Simmonds’ ride is even more remarkable as she had been ill when racing Thüringen Rundfhart for Team WNT in Germany last week, withdrawing last Tuesday after suffering what she believed was heatstroke.
“I got back to Cambridge on Friday and did a ride with a low tempo effort and my legs felt pretty good and I decided to start yesterday especially with it being do close to home. Julia’s old record was hard, it was the one record that I had been worried about being able to take and 50 is a distance that I struggle with.
“I was aiming for a 1-46, so with that I had a 45 second gap. I was basing my mental arithmetic on doing a 53 minute 25, and before I started I thought I might be in with a shot. When was riding I realised it was a good day and I was going well.
The course, which uses the busy A14 and A11 dual carriageways, is susceptible to the wind, the flat landscape meaning it can be a fast or slow course depending on the weather. When the wind doesn’t blow it is very fast and known for its records, with Alex Dowsett (Movistar) setting both the 10 and 25 records on the corresponding courses.
Simmonds has been hugely successful since taking up the sport in 2011. As well as the 50, she also holds the competition record for 10 miles and has been national time trial champion two years in succession.
She began this year riding for the American UnitedHealthcare team, but left in early June after being unable to obtain a fast position on her team issue time trial bike.
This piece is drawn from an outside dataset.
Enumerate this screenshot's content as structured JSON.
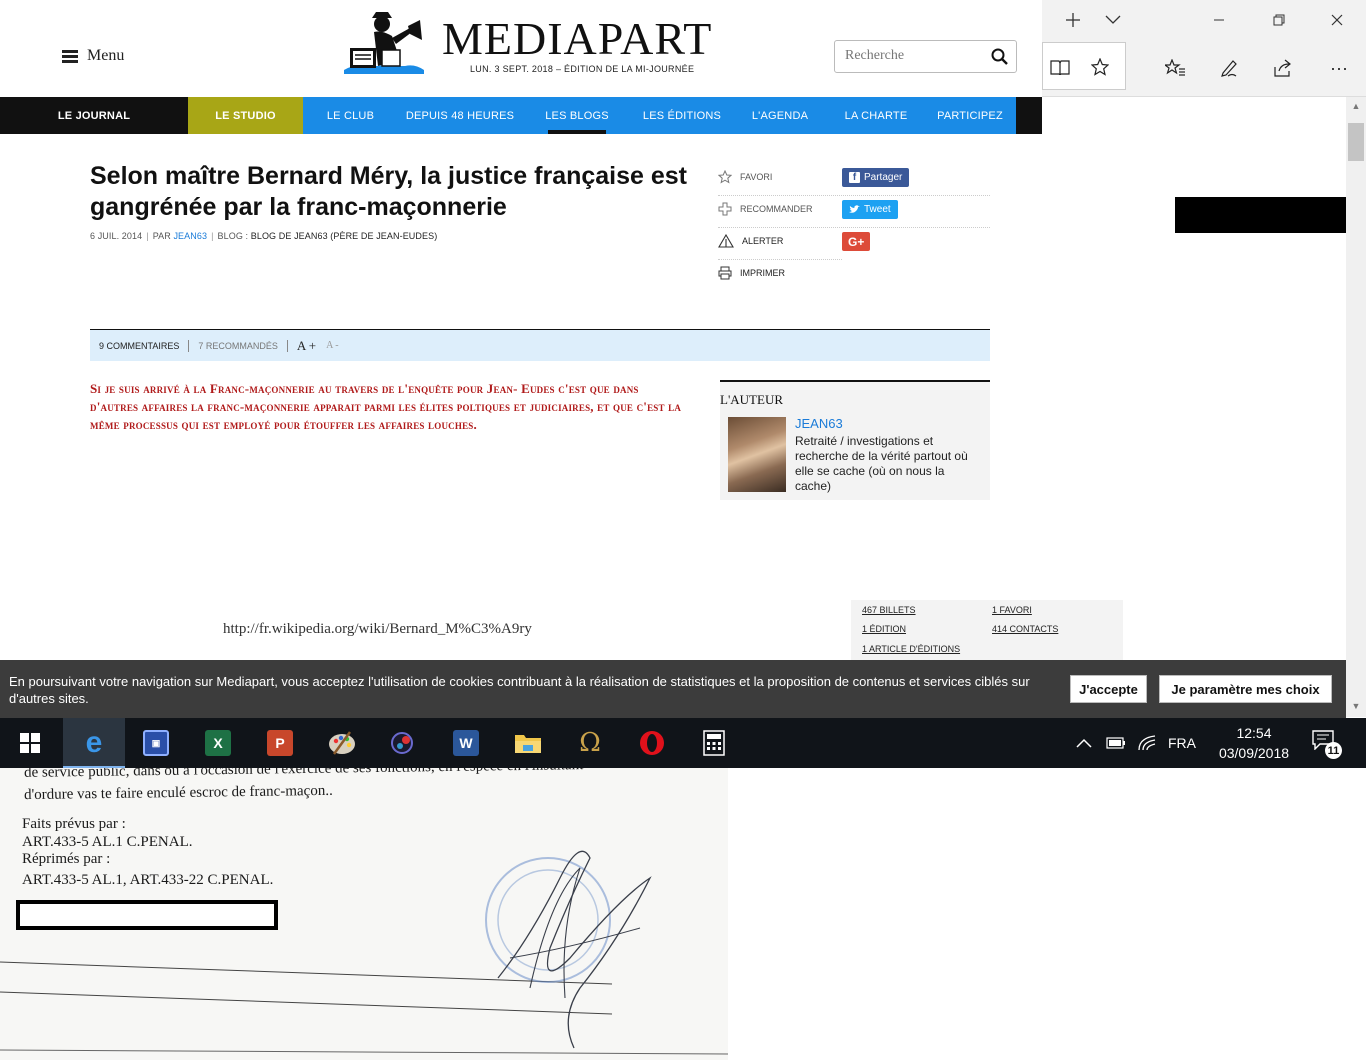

With testing her main sporting focus she returned the national scene and has done well ever since, though it has not been plain sailing.
“It’s been a tough old few months,” she explained. “It was tough leaving UHC but then I won the nationals, that proved I made the right decision, whatever people were saying because I retained my title quite emphatically.
“The day after though, I found I hadn’t made the Rio team, and that was difficult in itself because I was never told, I just found out in the press.
“I’m focussing towards goals later in the season, and would like to go to the worlds again. It will be an interesting course in Qatar and I think I could do pretty well in Qatar.”